How can business support be tailored to rural areas?

What should business support look like for rural enterprises in the North East and how should it be targeted?, writes Jonathan Kimmitt, Professor of Entrepreneurship, Durham University Business School. The North East has reached a critical stage with how it provides small business support in rural areas. Centralised support may not always adequately reflect local qualities and needs of small businesses, whilst other forms of support may be under threat altogether.

Understanding rural enterprise dynamics

Our analysis of typical enterprise policy and support highlights that most support for small and new businesses tends to focus on promoting radical innovations, using high-tech with an emphasis towards high growth and rapid scaling. On the one hand, this may be relevant to a handful of businesses in rural areas, but such policies tend not to reflect local realities particularly well. On the other hand, local funders, officials, advisors, and other intermediaries may have a better understanding of these local realities but the systematic drivers of the rural support ecosystem are not well understood.

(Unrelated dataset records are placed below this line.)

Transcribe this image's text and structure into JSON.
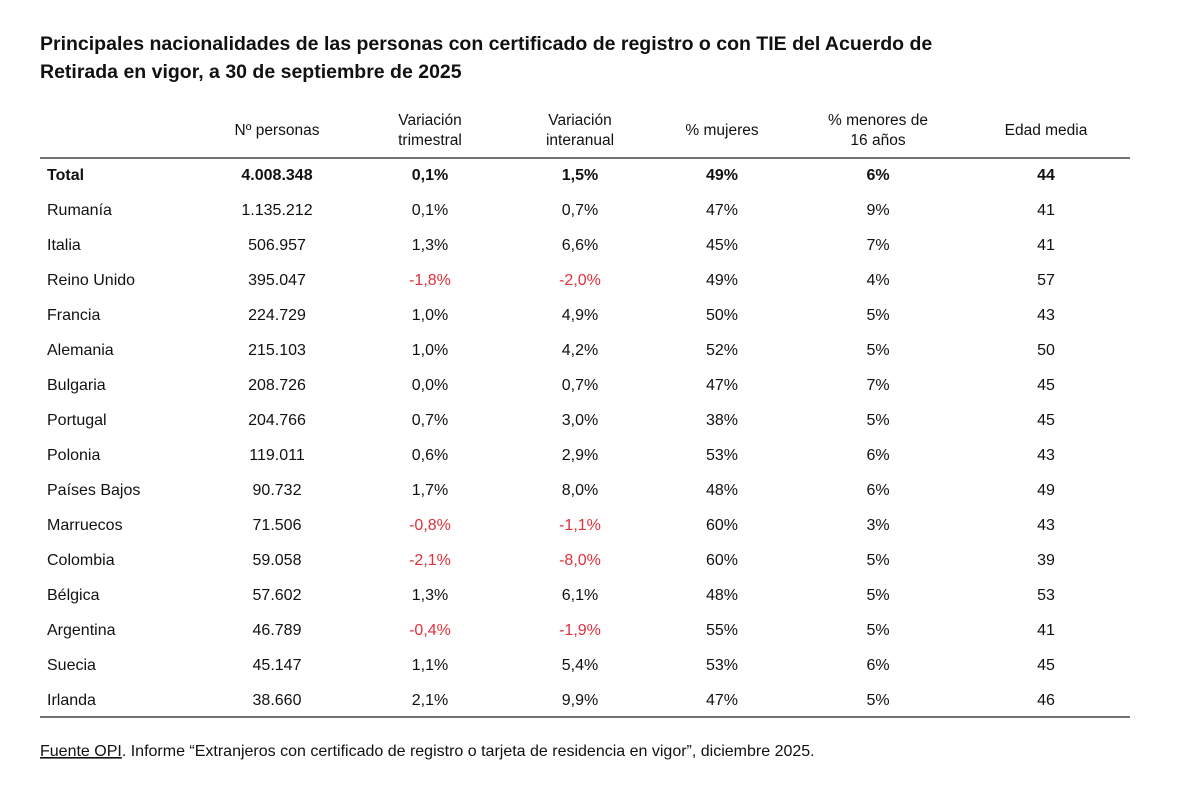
{
  "title": [
    "Principales nacionalidades de las personas con certificado de registro o con TIE del Acuerdo de",
    "Retirada en vigor, a 30 de septiembre de 2025"
  ],
  "table": {
    "columns": [
      [],
      [
        "Nº personas"
      ],
      [
        "Variación",
        "trimestral"
      ],
      [
        "Variación",
        "interanual"
      ],
      [
        "% mujeres"
      ],
      [
        "% menores de",
        "16 años"
      ],
      [
        "Edad media"
      ]
    ],
    "rows": [
      [
        "Total",
        "4.008.348",
        "0,1%",
        "1,5%",
        "49%",
        "6%",
        "44"
      ],
      [
        "Rumanía",
        "1.135.212",
        "0,1%",
        "0,7%",
        "47%",
        "9%",
        "41"
      ],
      [
        "Italia",
        "506.957",
        "1,3%",
        "6,6%",
        "45%",
        "7%",
        "41"
      ],
      [
        "Reino Unido",
        "395.047",
        "-1,8%",
        "-2,0%",
        "49%",
        "4%",
        "57"
      ],
      [
        "Francia",
        "224.729",
        "1,0%",
        "4,9%",
        "50%",
        "5%",
        "43"
      ],
      [
        "Alemania",
        "215.103",
        "1,0%",
        "4,2%",
        "52%",
        "5%",
        "50"
      ],
      [
        "Bulgaria",
        "208.726",
        "0,0%",
        "0,7%",
        "47%",
        "7%",
        "45"
      ],
      [
        "Portugal",
        "204.766",
        "0,7%",
        "3,0%",
        "38%",
        "5%",
        "45"
      ],
      [
        "Polonia",
        "119.011",
        "0,6%",
        "2,9%",
        "53%",
        "6%",
        "43"
      ],
      [
        "Países Bajos",
        "90.732",
        "1,7%",
        "8,0%",
        "48%",
        "6%",
        "49"
      ],
      [
        "Marruecos",
        "71.506",
        "-0,8%",
        "-1,1%",
        "60%",
        "3%",
        "43"
      ],
      [
        "Colombia",
        "59.058",
        "-2,1%",
        "-8,0%",
        "60%",
        "5%",
        "39"
      ],
      [
        "Bélgica",
        "57.602",
        "1,3%",
        "6,1%",
        "48%",
        "5%",
        "53"
      ],
      [
        "Argentina",
        "46.789",
        "-0,4%",
        "-1,9%",
        "55%",
        "5%",
        "41"
      ],
      [
        "Suecia",
        "45.147",
        "1,1%",
        "5,4%",
        "53%",
        "6%",
        "45"
      ],
      [
        "Irlanda",
        "38.660",
        "2,1%",
        "9,9%",
        "47%",
        "5%",
        "46"
      ]
    ]
  },
  "footnote": {
    "source": "Fuente OPI",
    "text": ". Informe “Extranjeros con certificado de registro o tarjeta de residencia en vigor”, diciembre 2025."
  }
}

One of seven projects funded by the National Innovation Centre for Rural Enterprise (NICRE), the primary objective of this research is to provide relevant tools to help better understand rural enterprise dynamics in their specific local area. Our project is relevant for anyone involved in supporting rural enterprises such as policymakers, local authorities and agencies, grant funders, investors, business advisors, training organisations and other local intermediary organisations.

Background research

The project is underpinned by prior published research from the project team. We will share our experiences of developing this research in thriving rural areas in Chile.

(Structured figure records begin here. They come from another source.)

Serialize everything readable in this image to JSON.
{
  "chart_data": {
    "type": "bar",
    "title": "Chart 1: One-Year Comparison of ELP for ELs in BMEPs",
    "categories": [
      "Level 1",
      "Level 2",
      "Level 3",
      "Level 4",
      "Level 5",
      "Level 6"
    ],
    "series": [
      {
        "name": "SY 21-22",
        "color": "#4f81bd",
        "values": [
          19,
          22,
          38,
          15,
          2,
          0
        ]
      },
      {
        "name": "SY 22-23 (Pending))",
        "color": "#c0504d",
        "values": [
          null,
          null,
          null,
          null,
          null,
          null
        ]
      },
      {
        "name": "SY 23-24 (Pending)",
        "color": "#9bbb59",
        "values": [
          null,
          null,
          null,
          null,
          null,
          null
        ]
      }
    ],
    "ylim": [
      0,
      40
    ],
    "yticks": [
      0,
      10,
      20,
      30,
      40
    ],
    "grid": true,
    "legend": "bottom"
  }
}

Through a series of interviews (see below), the project will adapt the “Rural Entrepreneurship Framework for Local Economic and Communal Thriving” (REFLECT) framework specifically to a North East and UK context.

The previously developed framework is made up of four key drivers of thriving rural enterprise contexts and 11 underpinning dimensions.

  1. Rural entrepreneurial dynamics refer to the presence of localised support, place-sensitive trading, and the presence of collaborative spaces.
  2. Entrepreneurial sense of rurality refers to place-sensitive products being embedded in culture and the territory.
  3. Entrepreneurial rural locale indicates the informal rules, shared beliefs that facilitate the development of the area.
  4. Finally, biophysical place of rural entrepreneurship refers to the role of rural natural capital and built assets as enablers of rural enterprise areas.

Our approach involves a solution-oriented research process through which our basic initial discoveries can be developed in a way that policymakers and other support organisations can make use of it to transform their practice.

Next steps – interviews

Those involved in supporting rural enterprises are encouraged to share their views in an interview with the project team to help understand the key drivers of thriving rural contexts for small businesses. Participants will receive a short brief with some questions before hand. This information will then be used to develop a refined version of the framework which will subsequently be developed into an interactive online tool for free widespread use. Participants will be invited to attend an event at the end and their contributions will be recognised in the final version of the research report.